Jump Game

题目

Given an array of non-negative integers, you are initially positioned at the first index of the array.

Each element in the array represents your maximum jump length at that position.

Determine if you are able to reach the last index.

For example:
A = [2,3,1,1,4], return true.

A = [3,2,1,0,4], return false.

思路一：递归

可以通到小数据，但不可以通过大数据。大数据超时。

 

class Solution {
public:
    bool canJump(int A[], int n) {
        // Start typing your C/C++ solution below
        // DO NOT write int main() function
        return myjump(A,n,0);
    }
    
    bool myjump(int A[], int n, int i) 
    {
        if(i==n-1)
            return true;
        if(i>n-1)
            return false;
        int step = A[i];
        while(step)
        {
            bool result = false;
            result = myjump(A, n, i+step);
            if(result)
                return true;
            step--;
        }   
        return false;
    }
    
};

 

思路二：迭代

class Solution {
public:
    bool canJump(int A[], int n) {
        // Start typing your C/C++ solution below
        // DO NOT write int main() function
        
        vector<bool> isreach(n,false);
        isreach[n-1] = true;
        for(int i=n-2;i>=0;i--)
        {
            int step = A[i];
            while(step){
                if(i+step<n)
                {
                    isreach[i]=isreach[i]||isreach[i+step];
                    if(isreach[i])
                        break ; 
                }   
                step--;
            };
        }
        return isreach[0];
    }    
};

思路三

每次都跳到最大步，如果过了 target ，返回 true。

虽然能通过大小数据集，但是该代码是有问题的。

例如： 3 2 2 0 1 4  是返回true的，但是本代码返回false。

class Solution {
public:
    bool canJump(int A[], int n) {
        // Start typing your C/C++ solution below
        // DO NOT write int main() function
        if(n==1)
            return true;
        int i=0;
        while(i<n)
        {
            i+=A[i];
            if(i>=n-1)
                return true;
            else
            {
                if(A[i]==0)
                   return false;
            }
        }
    }    
};

 

思路四

根正思路三的代码之后，得到正确的代码，扫描一遍，每次记录可以到达的最远距离。

思路三跳到最远距离，中间会遗漏部分可能解。

而本方法还是每一步都判断了，所以遍历了所有可能的解。

 

class Solution 
{
public:
bool canJump(int A[], int n)
  {
    // Start typing your C/C++ solution below
    // DO NOT write int main() function
    if(n<=1)
        return true;
    int curmax = 0;
    for(int i=0;i<n;i++)
    {
        if(A[i]==0)
        {
            if(curmax<=i)
                return false;
        }  
        if(A[i]>0)
        {
            if(A[i]+i>curmax)
                curmax = A[i]+i;
            if(curmax>=n-1)
                return true;
        }      
    }
  }
};

 

最新 java

We can track the maximum index that can be reached. The key to solve this problem is to find: 1) when the current position can not reach next position (return false) , and 2) when the maximum index can reach the end (return true).

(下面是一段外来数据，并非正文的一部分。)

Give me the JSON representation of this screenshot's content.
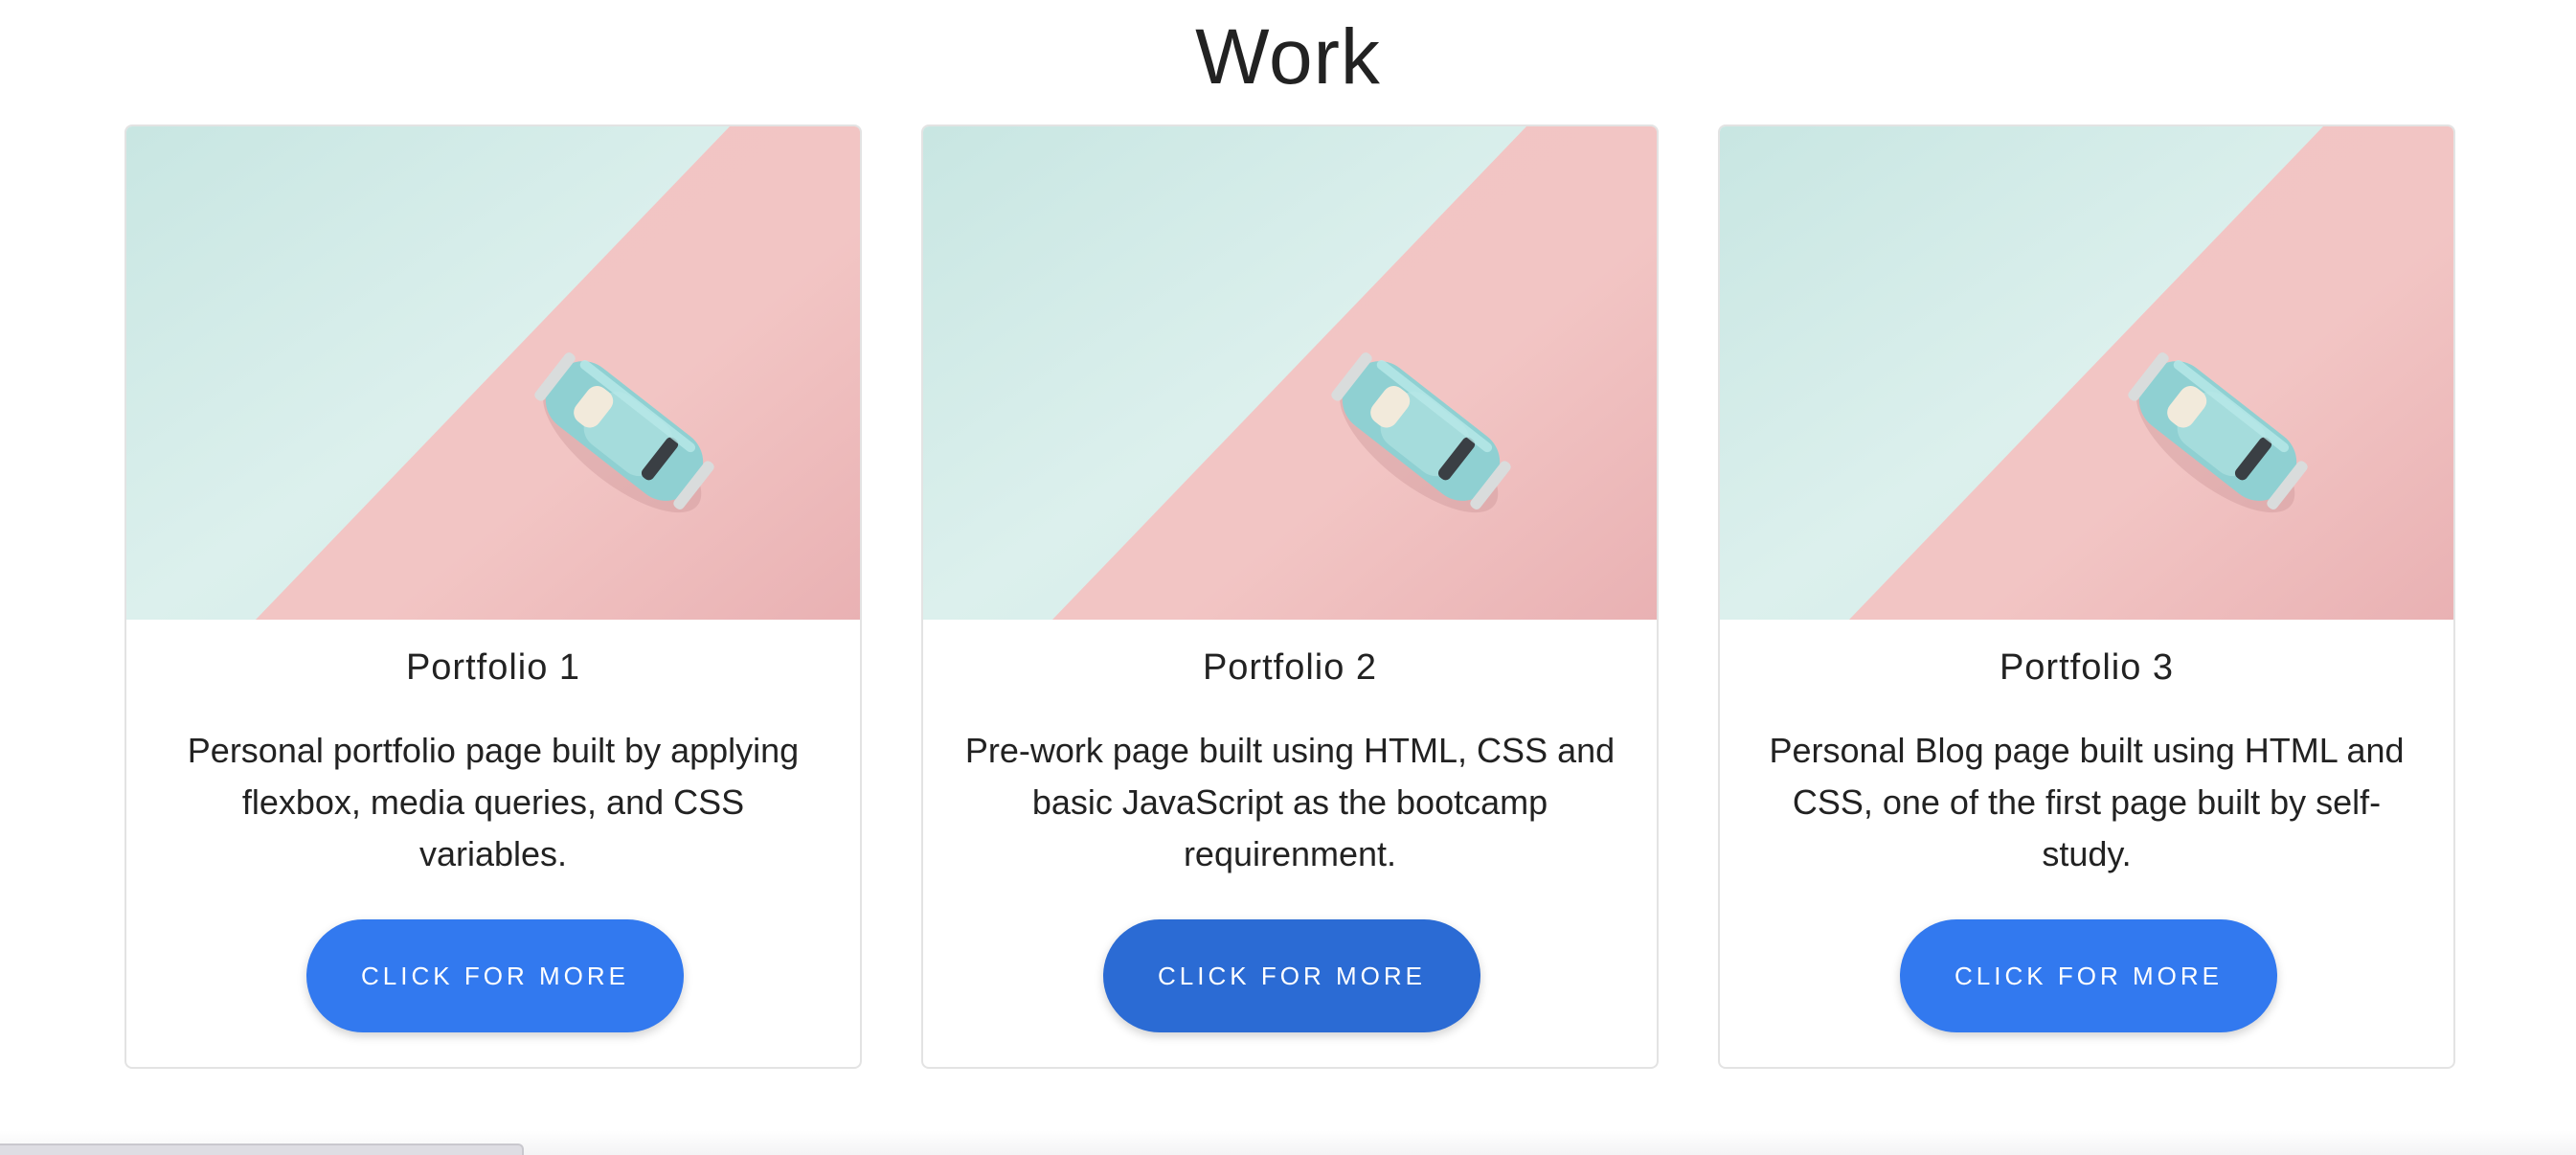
{
  "section": {
    "title": "Work"
  },
  "cards": [
    {
      "title": "Portfolio 1",
      "description": "Personal portfolio page built by applying flexbox, media queries, and CSS variables.",
      "button_label": "CLICK FOR MORE"
    },
    {
      "title": "Portfolio 2",
      "description": "Pre-work page built using HTML, CSS and basic JavaScript as the bootcamp requirenment.",
      "button_label": "CLICK FOR MORE"
    },
    {
      "title": "Portfolio 3",
      "description": "Personal Blog page built using HTML and CSS, one of the first page built by self-study.",
      "button_label": "CLICK FOR MORE"
    }
  ],
  "colors": {
    "button": "#3279ef",
    "button_hover": "#2b6bd4",
    "image_mint": "#cde9e6",
    "image_pink": "#f1c1c2",
    "card_border": "#e3e3e3"
  },
  "icons": {
    "card_image": "toy-car-image"
  }
}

The largest index that can be reached is: i + A[i].

Here is an example:

Java Solution

public boolean canJump(int[] A) {
    if(A.length <= 1)
        return true;
 
    int max = A[0]; //max stands for the largest index that can be reached.
 
    for(int i=0; i<A.length; i++){
        //if not enough to go to next
        if(max <= i && A[i] == 0) 
            return false;
 
        //update max    
        if(i + A[i] > max){
            max = i + A[i];
        }
 
        //max is enough to reach the end
        if(max >= A.length-1) 
            return true;
    }
 
    return false;    
}